I have an XML tekst like:

    <div class="col2">
      <p>1.  wine</p>
      <p>2.  beer</p>
      <p>3.  food</p>
    </div>

I want to transform that into:

    <div class="col2">
    <ol>
       <li>wine</li>
       <li>beer</li>
       <li>food</li>
    </ol>
    </div>

How can I do that in xslt? Specifically: how to strip out the numbers (with a regexpr) ? I now have:

    <xsl:template match="div[@class='col2']">
    <div>
      <xsl:copy-of select="@*"/>
      <ol>
      <xsl:for-each select="p">  <===== what do I do here?                  
      <li>
       <xsl:apply-templates/>
      </li>
    </xsl:for-each>
    </ol>
    </div>
    </xsl:template>

Answer 1

If you replace <xsl:apply-templates /> for this:

<xsl:value-of select="normalize-space(substring-after(., '.'))"/>

you will remove everything before '.', trim the extra spaces and get the result you want.

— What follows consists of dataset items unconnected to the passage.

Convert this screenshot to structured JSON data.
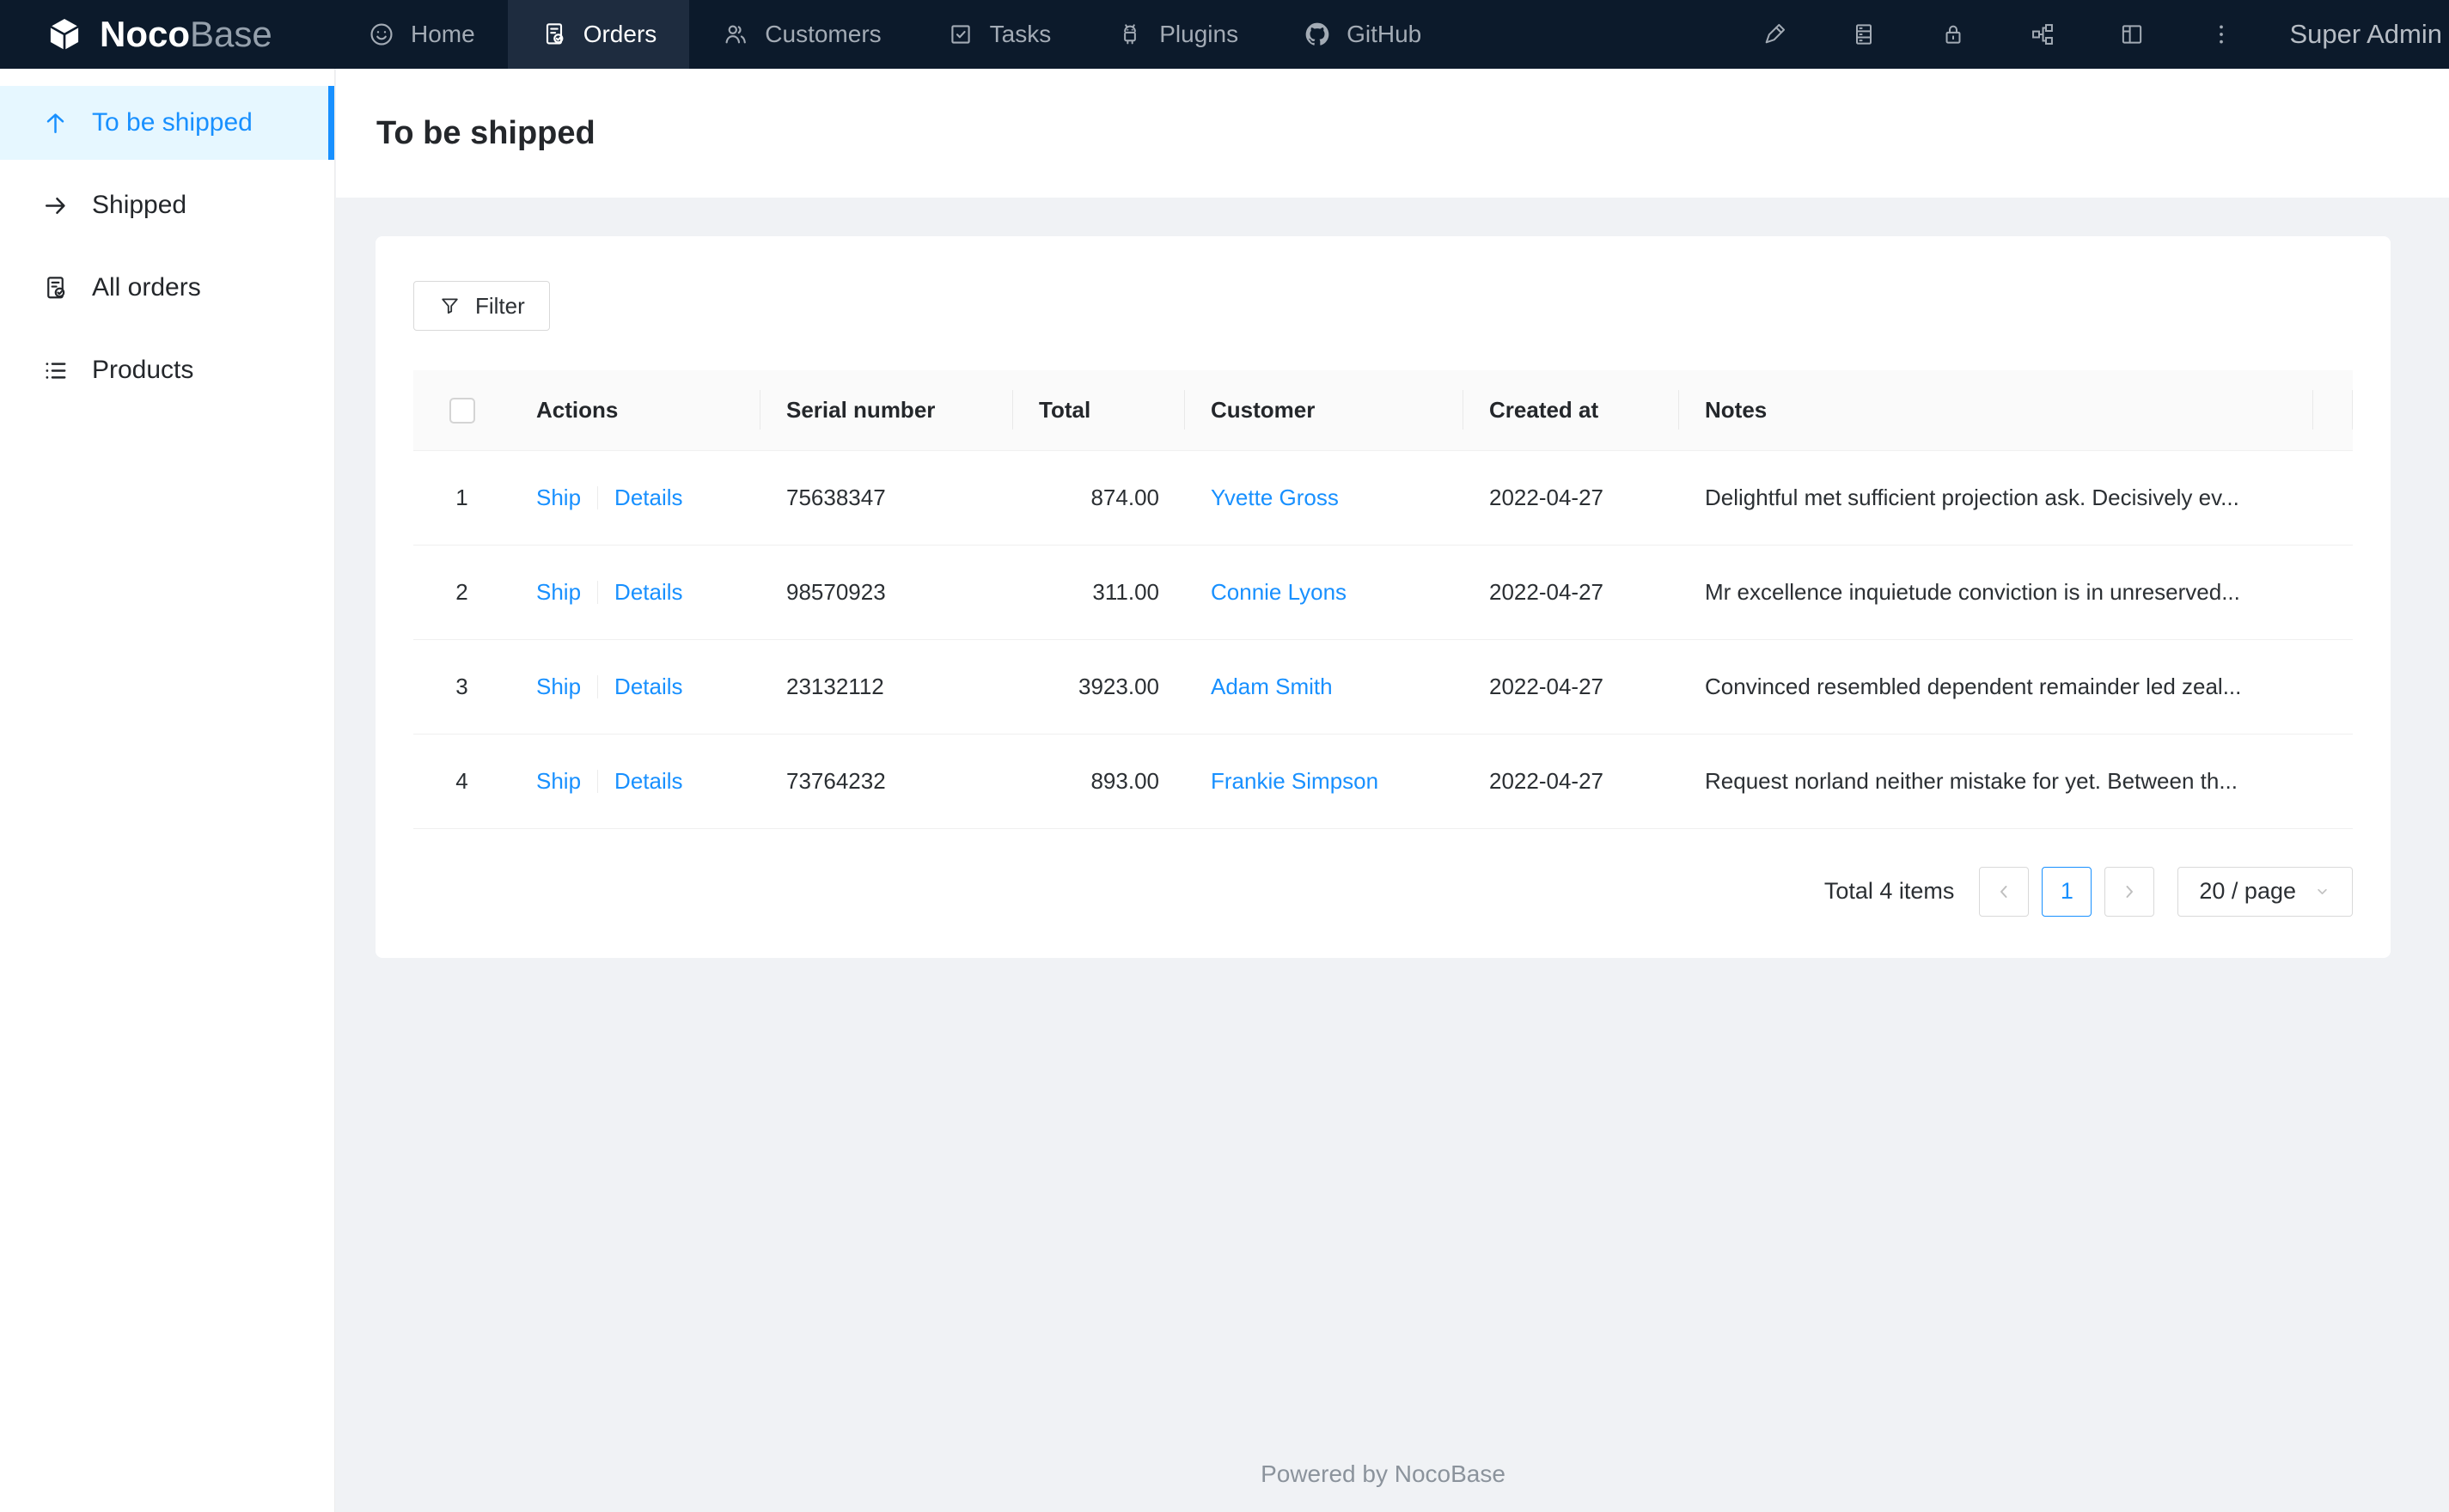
{
  "navbar": {
    "logo": {
      "text_bold": "Noco",
      "text_light": "Base"
    },
    "items": [
      {
        "label": "Home",
        "icon": "smiley-icon",
        "active": false
      },
      {
        "label": "Orders",
        "icon": "document-check-icon",
        "active": true
      },
      {
        "label": "Customers",
        "icon": "people-icon",
        "active": false
      },
      {
        "label": "Tasks",
        "icon": "checkbox-check-icon",
        "active": false
      },
      {
        "label": "Plugins",
        "icon": "robot-icon",
        "active": false
      },
      {
        "label": "GitHub",
        "icon": "github-icon",
        "active": false
      }
    ],
    "right_icons": [
      "highlighter-icon",
      "database-icon",
      "lock-icon",
      "api-graph-icon",
      "layout-icon",
      "more-vertical-icon"
    ],
    "user": "Super Admin"
  },
  "sidebar": {
    "items": [
      {
        "label": "To be shipped",
        "icon": "arrow-up-icon",
        "active": true
      },
      {
        "label": "Shipped",
        "icon": "arrow-right-icon",
        "active": false
      },
      {
        "label": "All orders",
        "icon": "document-check-icon",
        "active": false
      },
      {
        "label": "Products",
        "icon": "list-icon",
        "active": false
      }
    ]
  },
  "page": {
    "title": "To be shipped"
  },
  "toolbar": {
    "filter_label": "Filter"
  },
  "table": {
    "headers": [
      "Actions",
      "Serial number",
      "Total",
      "Customer",
      "Created at",
      "Notes"
    ],
    "rows": [
      {
        "index": "1",
        "actions": [
          "Ship",
          "Details"
        ],
        "serial": "75638347",
        "total": "874.00",
        "customer": "Yvette Gross",
        "created_at": "2022-04-27",
        "notes": "Delightful met sufficient projection ask. Decisively ev..."
      },
      {
        "index": "2",
        "actions": [
          "Ship",
          "Details"
        ],
        "serial": "98570923",
        "total": "311.00",
        "customer": "Connie Lyons",
        "created_at": "2022-04-27",
        "notes": "Mr excellence inquietude conviction is in unreserved..."
      },
      {
        "index": "3",
        "actions": [
          "Ship",
          "Details"
        ],
        "serial": "23132112",
        "total": "3923.00",
        "customer": "Adam Smith",
        "created_at": "2022-04-27",
        "notes": "Convinced resembled dependent remainder led zeal..."
      },
      {
        "index": "4",
        "actions": [
          "Ship",
          "Details"
        ],
        "serial": "73764232",
        "total": "893.00",
        "customer": "Frankie Simpson",
        "created_at": "2022-04-27",
        "notes": "Request norland neither mistake for yet. Between th..."
      }
    ]
  },
  "pagination": {
    "total_label": "Total 4 items",
    "current_page": "1",
    "page_size_label": "20 / page"
  },
  "footer": {
    "text": "Powered by NocoBase"
  },
  "colors": {
    "accent": "#1890ff",
    "navbar_bg": "#0c1a2b",
    "navbar_active_bg": "#1e2c3f",
    "sidebar_active_bg": "#e6f7ff",
    "content_bg": "#f0f2f5",
    "table_header_bg": "#fafafa",
    "row_border": "#f0f0f0"
  }
}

For the cases you presented (words without spaces, digits or periods), you could also achieve the same result with:

<xsl:value-of select="translate(., '01234567890. ', '')"/>

But this will fail if your data is different, since it also eliminates any spaces you have in your text (ex: '5. fast food' will become 'fastfood'). It will also eliminate numbers or periods anywhere in the string.

These both work in XSLT 1.0 or XSLT 2.0, but they aren't really using Regexp. Regexp isn't supported in XSLT 1.0.

If you want to do it with regexp (requires XSLT 2.0), then replace <xsl:apply-templates /> for this:

<xsl:value-of select="replace(., '\d+\.\s+', '')"/>

Which means "find one or more digits, followed by a period, followed by one or more spaces, and replace that with nothing".